Honorable Mention: Joe Kenehan, Matewan (1987)
In his first movie role, Cooper plays the lead in John Sayles’ excellent drama about actual events in the West Virginia mining town. The story takes place in 1920 and involves a coal miners’ strike where African Americans and Italians are brought in as replacement workers. Joe Kenehan is a union organizer trying to bring the groups together against the powerful force. Cooper gets us engaged in his efforts against superior odds to avoid the impending disaster. It’s surprising that it’s his first performance and immediately reveals his acting skills.
5. Joe Hickam, October Sky (1999)
Cooper’s star began to rise in 1999 with the success of American Beauty, where he played Colonel Frank Fitts. I’m partial to his other main role from that year in Joe Johnston’s October Sky. While I’m usually resistant to corny movies that tug at our heart strings, Homer Hickam's story hits the right notes. The space-obsessed teen (Jack Gyllenhaal) escapes the difficulties of the mining town by building rockets with his friend. Cooper plays his father Joe, who runs the coal mine and wants his sons to follow his path. The stern role could easily be a cliché, especially when his feelings change, but it never feels that way. Cooper makes the headstrong guy understandable even while we disagree with his tactics. It’s nearly impossible to watch this movie and not feel better about life, even for a cynic like me.
4. Dickie Pilager, Silver City (2004)
Speaking of cynicism, John Sayles’ fictional depiction of a rising conservative senator paints a bleak picture of modern politics. He’s obviously satirizing the Bush administration, with Cooper playing the dim-witted figurehead Dicky Pilager. Despite the painfully obvious name, it’s a sharp take on what it takes to be a candidate. Cooper rarely plays dumb characters, but he does a remarkable job showing the mental limitations of this ambitious guy. While critics dismissed the film as a political takedown, Sayles is doing more than just attacking Bush. He’s showing the way the system ticks regardless of which party is in power. Cooper never hits a false note in a tricky role that could easily drift into obvious comedy.

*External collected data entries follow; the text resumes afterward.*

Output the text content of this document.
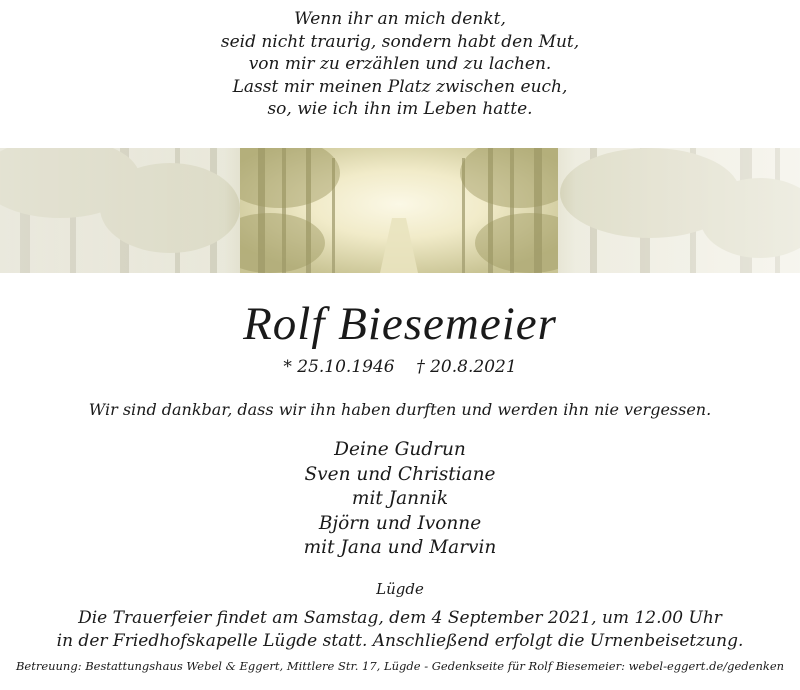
Wenn ihr an mich denkt,
seid nicht traurig, sondern habt den Mut,
von mir zu erzählen und zu lachen.
Lasst mir meinen Platz zwischen euch,
so, wie ich ihn im Leben hatte.
Rolf Biesemeier
* 25.10.1946    † 20.8.2021
Wir sind dankbar, dass wir ihn haben durften und werden ihn nie vergessen.
Deine Gudrun
Sven und Christiane
mit Jannik
Björn und Ivonne
mit Jana und Marvin
Lügde
Die Trauerfeier findet am Samstag, dem 4 September 2021, um 12.00 Uhr
in der Friedhofskapelle Lügde statt. Anschließend erfolgt die Urnenbeisetzung.
Betreuung: Bestattungshaus Webel & Eggert, Mittlere Str. 17, Lügde - Gedenkseite für Rolf Biesemeier: webel-eggert.de/gedenken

3. John Laroche, Adaptation (2002)
I’m not a big fan of Charlie Kauffman’s meta take on the writing process, but I can’t deny the fact that it includes some great performances. Cooper depicts a much different guy than his usual character and is nearly unrecognizable as a fictionalized version of horticulturalist John Laroche. Sporting unkempt hair and a silly mustache, Cooper disappears into the role that won him an Oscar. His screen time is fairly limited, but he makes quite an impression and outshines Meryl Streep and Nicolas Cage. The meandering story picks up whenever he re-appears, though even Cooper can’t save the messy ending.
2. Robert Hanssen, Breach (2007)
Cooper was the right choice to play Robert Hanssen, an FBI agent who sold secrets to the Russians. Judging by this list, it’s clear that he excels at playing real-life characters. Billy Ray’s 2007 film is essentially a battle of wills between Cooper and Ryan Phillippe’s young agent. While he dominates nearly every scene, that fits with howy Hanssen didn’t see the danger from the newbie. Although it contains little action, this movie stays intense because Cooper delivers such an engaging character. The cat-and-mouse game makes us wonder if there’s really any foul play, especially because Hanssen is such a by-the-book soldier. It’s one of Cooper’s most enigmatic characters and plays a huge role in the film’s success.
1. Sam, Lone Star (1996)
Cooper was still unknown when he starred as a Sheriff investigating a murder in one of John Sayles’ best films. It’s one of his most accessible movies, and the main reason is Cooper. He conveys the anger that still remains towards his father (Matthew McConaughey) years after his death. As we learn more about the mystery and Sam’s past, this hatred becomes a lot more understandable. There are plenty of great performances in this movie, but it only works if we’re interested in Sam’s journey. Cooper reveals the combination of intensity and heart that would soon take his career to much greater heights.